Dad took me to church. He taught me that there were going to be all kinds of people in heaven, not just our kind, and he let me make my own decision about my personal faith.

Dad showed me that Moms & Dads could fight and get mad at each other, but that the family is more important than whatever the argument was about.

There were times when my Dad said, “We can’t afford it.” It must have hurt to say those words, but they were important words for me to hear. I was never cold or hungry or deprived. I may have thought I was, but I never was.

Without actually saying it, Dad taught me that if you can’t be happy without money and stuff, you won’t be happy with money and stuff. Love for family and friends, respect for others and self-respect cost nothing, but they are more enduring than all the material things in the world. I learned that from my Dad.

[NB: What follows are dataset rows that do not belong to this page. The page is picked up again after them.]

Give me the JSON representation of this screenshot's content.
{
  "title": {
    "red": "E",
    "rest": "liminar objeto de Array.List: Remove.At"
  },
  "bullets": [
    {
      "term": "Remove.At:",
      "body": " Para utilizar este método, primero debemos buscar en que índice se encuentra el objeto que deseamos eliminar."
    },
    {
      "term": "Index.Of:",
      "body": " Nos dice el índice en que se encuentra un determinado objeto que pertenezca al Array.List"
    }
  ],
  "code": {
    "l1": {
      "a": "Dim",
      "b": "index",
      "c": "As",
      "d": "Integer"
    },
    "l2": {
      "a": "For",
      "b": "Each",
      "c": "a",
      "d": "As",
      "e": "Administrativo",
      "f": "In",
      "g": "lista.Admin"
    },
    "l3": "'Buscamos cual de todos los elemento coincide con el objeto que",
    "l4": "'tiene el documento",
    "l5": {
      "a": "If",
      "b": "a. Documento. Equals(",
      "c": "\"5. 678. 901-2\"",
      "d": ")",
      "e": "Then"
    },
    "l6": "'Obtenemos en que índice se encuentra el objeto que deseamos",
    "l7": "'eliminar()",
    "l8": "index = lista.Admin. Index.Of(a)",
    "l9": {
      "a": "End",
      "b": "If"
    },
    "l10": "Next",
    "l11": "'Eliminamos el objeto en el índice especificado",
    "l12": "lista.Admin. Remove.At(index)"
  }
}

Dad let me see him make mistakes. Everyone makes them, but he shared his mistakes with me so I would make my own mistakes, not his. It took a lot of love and wisdom to do that.

My Dad let me know, sometimes without saying it, that he loved me enough to protect me with his life. I’m grateful that in the last year of his life, Dad and I said, “I love you” to each other, every day.

If someone asked me to describe my Dad in one short sentence, I would say, “My Dad was a good human being.”

In the last year of his life I learned just how strong my Dad’s spirit was and just what a good human being he was. Even when he was often in great pain, and with all the indignity that comes with living in a nursing home, my Dad never lost his sense of humor, his famous wit, or his respect and love for others, right up to his last moment of life.

If class is grace under pressure, my Dad set a new standard for class. And that’s a bar I fear I will never reach.

Happy Father’s Day, dads. More than you may know, you make a difference.